Parmi les nombreuses personnalités que vous avez rencontrées, vous dites avoir été particulièrement marqué par le père Ceyrac, ce jésuite engagé en Inde auprès des plus pauvres. Pourquoi ?
J'ai été absolument ébloui par cet homme. Probablement est-il celui qui m'a le plus marqué de toutes les têtes couronnées que j'ai rencontrées, et il y en a eu: présidents américains, français, JP II lui-même... A ce moment j'étais en Inde pour des reportages avant la visite de Jean-Paul II. J'avais entendu parler de lui et de ses actions à Madras, et je prends contact. J'ai été ébloui par ce type : pour moi, il était la charité incarnée. Il avait en quelque sorte adopté des dizaines de milliers d'enfants abandonnés, et il le faisait avec un tel cœur... J'en ai rencontré certains, pour eux il était Dieu le Père, quasiment.
Au cours de cette rencontre avec lui, on tombe sur un groupe de lépreux, dans la rue. Alors il s'est précipité vers eux, les a caressés... Il aurait pu attraper la lèpre mais il a eu vis-à-vis d'eux un geste extraordinaire. Il en pleurait. Je pense qu'il aurait converti un Taliban. Mais il refusait de convertir, ce n'était pas absolument pas son but. Il disait « Je n'ai pas l'intention de les convertir : ils sont hindous, il resteront hindous. S'ils veulent changer de religion ils peuvent, mais pas poussés par moi. » On ne pouvait pas rester insensible au père Ceyrac. Il forçait l'admiration par son allant : aller vers l'autre. Il ne supportait pas le malheur des autres. Après l'avoir rencontré vous aviez envie de tout plaquer pour le suivre. Je ne l'ai pas fait, j'aurais été retraité, peut-être. Mais tout l'argent que j'avais sur moi je lui ai donné.

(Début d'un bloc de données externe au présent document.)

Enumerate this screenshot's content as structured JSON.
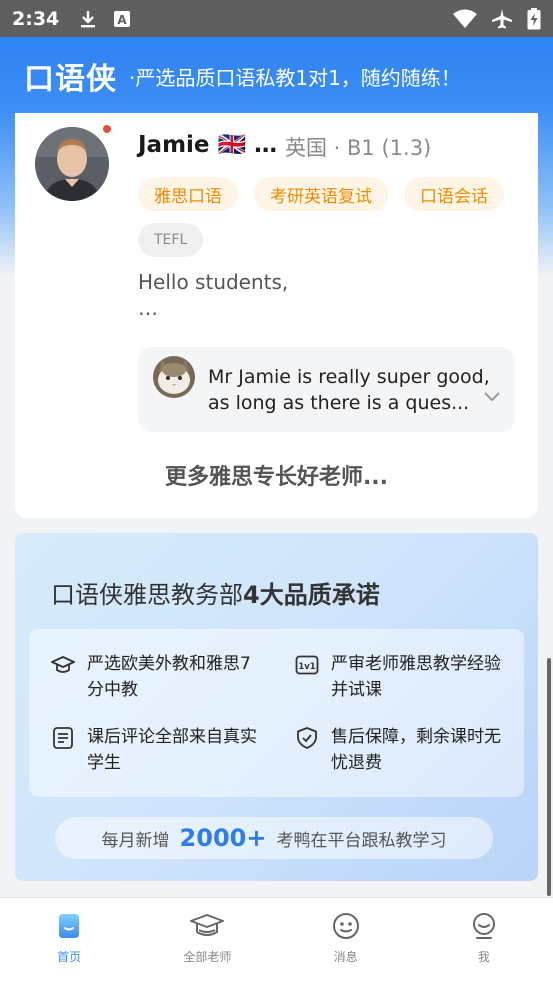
{
  "status_bar": {
    "time": "2:34"
  },
  "header": {
    "brand": "口语侠",
    "slogan": "·严选品质口语私教1对1，随约随练！"
  },
  "teacher": {
    "name": "Jamie 🇬🇧 …",
    "meta": "英国 · B1 (1.3)",
    "tags": [
      "雅思口语",
      "考研英语复试",
      "口语会话",
      "TEFL"
    ],
    "bio_line1": "Hello students,",
    "bio_line2": "…",
    "review_line1": "Mr Jamie is really super good,",
    "review_line2": "as long as there is a ques...",
    "more_label": "更多雅思专长好老师..."
  },
  "promise": {
    "title_prefix": "口语侠雅思教务部",
    "title_bold": "4大品质承诺",
    "items": [
      {
        "icon": "graduation-cap-icon",
        "text": "严选欧美外教和雅思7分中教"
      },
      {
        "icon": "one-on-one-icon",
        "text": "严审老师雅思教学经验并试课"
      },
      {
        "icon": "document-icon",
        "text": "课后评论全部来自真实学生"
      },
      {
        "icon": "shield-check-icon",
        "text": "售后保障，剩余课时无忧退费"
      }
    ],
    "growth_prefix": "每月新增",
    "growth_number": "2000+",
    "growth_suffix": "考鸭在平台跟私教学习"
  },
  "bottom_nav": {
    "items": [
      {
        "label": "首页",
        "icon": "home-icon",
        "active": true
      },
      {
        "label": "全部老师",
        "icon": "teachers-icon",
        "active": false
      },
      {
        "label": "消息",
        "icon": "message-icon",
        "active": false
      },
      {
        "label": "我",
        "icon": "profile-icon",
        "active": false
      }
    ]
  },
  "colors": {
    "accent": "#3a8bf0",
    "tag_text": "#f08c00",
    "tag_bg": "#fff5e6",
    "online_dot": "#e84a3c"
  }
}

Ce qu'il faisait n'était pas pour une raison religieuse, c'était une action humaine. Je le revois se précipitant vers les lépreux...
Que vous inspire cette parole du Christ qui est la trame du congrès de CVX: «Heureux les artisans de paix car ils seront appelés fils de Dieu » ?
Deux réflexions. D’abord, que les artisans de paix sont certainement je ne dirai pas des fils de Dieu mais des gens de bien. Qui veulent faire le bien, le bonheur de leur peuple. Ma deuxième réflexion est qu'il n'y a pas que les artisans de paix qui seront fils de de Dieu, j'espère ! Il y a d'autres façons de faire le bien. Mais on ne peut pas être fils de Dieu si on est un artisan de la violence, de la force, de la guerre, sauf si on est attaqué, il faut pouvoir se défendre.